✔️ 自动抑郁检测:基于情感的音频-文本语料库及GRU/BiLSTM的模型
文章目录
ABSTRACT
Index Terms— Depression detection, Multi-modal fusion,EATD-Corpus
⭐️遇到翻译的问题,或者不太理解的地方,换个翻译工具
✔️ 1. INTRODUCTION引言
Depression is a common mental disorder, the three main symptoms of which are persistent low mood, loss of interest and lack of energy [1, 2]. In the worst case, depression can lead to suicide. According to World Health Organization reports, about 264 million people are suffering from depression worldwide [3]. However, the treatment rate of depressed people remains very low in the whole world [4]. There are mainly two factors accounting for the low treatment rate. Firstly, traditional treatments for depression are time-consuming, costly and sometimes ineffective [5]. The cost of diagnosis and treatment can be a heavy burden for individuals with financial difficulties, and thus makes them reluctant to seek help from physicians. Secondly, during the clinical interviews of depression diagnosis, patients may hide their real mental states in fear of prejudice or discriminatory behaviors towards the depressed people [6, 7].In such cases, the clinician is unable to make a correct diagnosis. The aforementioned factors have necessitated the automatic depression detection system, which can help individuals assess their depressive states privately as well as increase their willingness to consult the psychologists. Furthermore, such a system would be of great help to psychologists in depression diagnosis when patients hide their real mental states.

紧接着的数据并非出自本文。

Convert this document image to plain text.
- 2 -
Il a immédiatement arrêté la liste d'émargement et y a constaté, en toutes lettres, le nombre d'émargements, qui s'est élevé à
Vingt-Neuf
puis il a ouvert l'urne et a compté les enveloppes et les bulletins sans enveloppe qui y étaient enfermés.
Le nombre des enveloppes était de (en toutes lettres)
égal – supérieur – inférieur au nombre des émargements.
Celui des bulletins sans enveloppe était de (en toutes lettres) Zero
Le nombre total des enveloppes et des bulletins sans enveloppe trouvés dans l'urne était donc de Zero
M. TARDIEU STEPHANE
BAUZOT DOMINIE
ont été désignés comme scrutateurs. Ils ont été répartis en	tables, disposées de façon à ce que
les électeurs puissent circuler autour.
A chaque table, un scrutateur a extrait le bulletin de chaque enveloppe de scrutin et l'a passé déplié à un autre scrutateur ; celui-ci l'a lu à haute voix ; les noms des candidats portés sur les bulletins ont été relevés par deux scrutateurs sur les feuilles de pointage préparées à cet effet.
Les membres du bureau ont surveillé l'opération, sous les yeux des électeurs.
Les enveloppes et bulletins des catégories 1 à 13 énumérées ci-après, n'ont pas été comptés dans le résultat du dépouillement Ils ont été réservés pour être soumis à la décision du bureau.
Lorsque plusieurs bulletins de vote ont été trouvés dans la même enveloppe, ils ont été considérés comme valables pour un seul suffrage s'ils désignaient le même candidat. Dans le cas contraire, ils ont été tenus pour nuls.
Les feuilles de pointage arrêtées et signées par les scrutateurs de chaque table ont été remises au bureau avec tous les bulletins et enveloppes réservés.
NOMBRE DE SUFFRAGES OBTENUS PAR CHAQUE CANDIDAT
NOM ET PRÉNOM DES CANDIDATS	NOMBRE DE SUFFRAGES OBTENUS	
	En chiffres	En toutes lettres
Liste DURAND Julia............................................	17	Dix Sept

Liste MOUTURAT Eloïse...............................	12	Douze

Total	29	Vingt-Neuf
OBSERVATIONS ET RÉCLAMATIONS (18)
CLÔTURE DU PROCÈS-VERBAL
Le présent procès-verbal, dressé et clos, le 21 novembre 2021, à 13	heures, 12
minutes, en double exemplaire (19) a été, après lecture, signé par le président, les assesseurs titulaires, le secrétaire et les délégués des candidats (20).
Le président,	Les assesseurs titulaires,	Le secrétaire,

抑郁症是一种常见的心理疾病,其主要症状包括持续的情绪低落、失去兴趣和缺乏精力[1, 2]。在最严重的情况下,抑郁症可能导致自杀。根据世界卫生组织的报告,全球约有2.64亿人正在遭受抑郁症[3]。然而,全球范围内抑郁症患者的治疗率仍然非常低[4]。造成低治疗率的原因主要有两个。首先,传统的抑郁症治疗方法耗时长、费用高,而且有时效果不佳[5]。对于经济困难的个人来说,诊断和治疗的费用可能是沉重的负担,因此使他们不愿意寻求医生的帮助。其次,在抑郁症诊断的临床面谈中,患者可能会因为担心对抑郁症患者的偏见或歧视行为而隐瞒其真实的心理状态[6, 7]。在这种情况下,临床医生可能无法做出正确的诊断。这些因素突显了自动抑郁症检测系统的必要性,该系统可以帮助个人私密地评估其抑郁状态,同时增加他们咨询心理学家的意愿。此外,这样的系统在患者隐瞒真实心理状态时也能大大帮助心理学家进行抑郁症诊断。
✔️ 2. RELATED WORK AND OUR CONTRIBUTIONS相关工作和我们的贡献
✔️ Automatic depression detection. 自动抑郁检测
Early studies of automatic depression detection were dedicated to extracting effective features from questions that were highly correlated with depression. Sun et al. [8] conducted content analysis to the text transcripts of clinical interviews and manually selected questions related to certain topics (e.g. Sleeping quality or recent feelings). Based on the text features extracted from the selected questions, they used Random Forest to detect depression tendency. Similarly, Yang et al. [9] also manually selected depression related questions after analyzing interview transcripts. They constructed a decision tree with the selected questions to predict the participants’ depression states. Gong and Poellabauer [10] performed topic modeling to split the interviews into topic-related segments, from which audio, video, and semantic features are extracted. They employed a feature selection algorithm to maintain the most discriminating features. Williamson et al. [11] constructed semantic context indicators related to factors such as depression diagnosis, medical/psychological therapy or negative feelings. Utilizing Gaussian Staircase Model, they achieved a good performance in depression detection.
早期的自动抑郁症检测研究致力于从与抑郁症高度相关的问题中提取有效特征。Sun 等人[8] 对临床访谈的文本转录进行了内容分析,并手动选择了与特定话题相关的问题(如睡眠质量或近期情绪)。基于从这些选定问题中提取的文本特征,他们使用随机森林算法来检测抑郁倾向。类似地,Yang 等人[9] 也在分析了访谈转录后手动选择了与抑郁相关的问题。他们构建了一个决策树,通过这些选定的问题来预测参与者的抑郁状态。Gong 和 Poellabauer[10] 进行了主题建模,将访谈分割成与主题相关的段落,并从中提取音频、视频和语义特征。他们采用了特征选择算法以保留最具区分性的特征。Williamson 等人[11] 构建了与抑郁诊断、医疗/心理治疗或负面情绪等因素相关的语义上下文指标。他们利用高斯阶梯模型,在抑郁症检测中取得了良好的性能。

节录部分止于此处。